Now divide both sides by 5p^3 and post the result.
\[\frac{4p ^{3}}{5p ^{3}}=\frac{5p ^{4}}{5p ^{3}}\] Now simplify.
but the answer is 3/4
If you test the value of p = 3/4 you will find that it is not correct. Testing the value of p = 4/5 shows that it is correct.

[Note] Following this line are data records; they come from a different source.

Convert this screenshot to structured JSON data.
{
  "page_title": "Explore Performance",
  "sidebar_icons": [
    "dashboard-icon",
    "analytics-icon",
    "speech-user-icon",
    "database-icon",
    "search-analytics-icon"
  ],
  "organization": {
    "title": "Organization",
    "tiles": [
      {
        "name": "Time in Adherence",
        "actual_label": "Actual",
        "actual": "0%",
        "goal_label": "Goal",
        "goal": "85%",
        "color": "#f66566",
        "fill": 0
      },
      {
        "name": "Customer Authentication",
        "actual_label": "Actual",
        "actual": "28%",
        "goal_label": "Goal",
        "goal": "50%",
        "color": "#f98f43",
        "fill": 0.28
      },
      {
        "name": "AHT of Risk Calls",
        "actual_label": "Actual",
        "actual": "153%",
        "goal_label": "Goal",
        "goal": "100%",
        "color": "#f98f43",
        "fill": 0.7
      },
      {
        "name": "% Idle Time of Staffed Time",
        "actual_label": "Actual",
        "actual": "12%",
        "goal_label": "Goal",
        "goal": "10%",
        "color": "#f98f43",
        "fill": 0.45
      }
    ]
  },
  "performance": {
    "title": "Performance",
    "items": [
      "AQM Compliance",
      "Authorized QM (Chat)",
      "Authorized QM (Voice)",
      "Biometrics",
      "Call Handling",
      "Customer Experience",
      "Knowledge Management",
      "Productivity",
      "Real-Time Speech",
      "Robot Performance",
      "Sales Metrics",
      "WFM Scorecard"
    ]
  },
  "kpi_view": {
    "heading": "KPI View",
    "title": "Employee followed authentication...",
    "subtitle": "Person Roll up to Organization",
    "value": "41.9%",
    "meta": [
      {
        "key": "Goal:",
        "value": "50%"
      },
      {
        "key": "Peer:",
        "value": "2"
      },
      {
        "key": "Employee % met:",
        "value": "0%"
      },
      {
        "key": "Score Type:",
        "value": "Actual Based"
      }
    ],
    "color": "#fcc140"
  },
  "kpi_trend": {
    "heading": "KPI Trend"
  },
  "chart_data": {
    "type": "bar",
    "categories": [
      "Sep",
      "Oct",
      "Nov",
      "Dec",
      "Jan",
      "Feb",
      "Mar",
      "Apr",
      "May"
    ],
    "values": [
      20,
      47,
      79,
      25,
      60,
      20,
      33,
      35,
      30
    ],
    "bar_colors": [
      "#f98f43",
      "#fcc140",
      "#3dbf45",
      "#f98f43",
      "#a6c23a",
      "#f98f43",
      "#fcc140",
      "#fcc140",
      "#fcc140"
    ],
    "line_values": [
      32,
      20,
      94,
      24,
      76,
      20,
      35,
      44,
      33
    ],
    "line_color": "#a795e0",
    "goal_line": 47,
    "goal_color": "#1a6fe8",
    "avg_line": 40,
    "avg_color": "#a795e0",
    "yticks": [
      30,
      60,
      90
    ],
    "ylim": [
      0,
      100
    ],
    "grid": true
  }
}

Did you copy the original question correctly?
anyway, i gotthe idea, can I ask you one more question, i just need an explanation, please
A variable X follows a normal distribution with mean 10 and standard deviation 5. Another variable Y follows a normal distribution with mean 25 and standard deviation 10. The maximum height of the density curve for X is_______ (i) the maximum height for the density curve for Y , and the area under the density curve for X is__________ (ii) the area under the density curve for Y . (A) (i) greater than, (ii) less than (B) (i) less than, (ii) greater than (C) (i) equal to, (ii) equal to (D) (i) greater than, (ii) equal to (E) (i) less than, (ii) less than
Here is the checking of the answer p = 4/5: \[P(X=3)=\left(\begin{matrix}4 \\ 3\end{matrix}\right)\times (\frac{4}{5})^{3}\times \frac{1}{5}=(\frac{4}{5})^{4}\] \[P(X=4)=\left(\begin{matrix}4 \\ 4\end{matrix}\right)\times (\frac{4}{5})^{4}\times (\frac{1}{5})^{0}=(\frac{4}{5})^{4}\]
could you explain that one please
@yashar806 Please post your second question again after closing this one. Sorry I cannot help any further. I must log out now.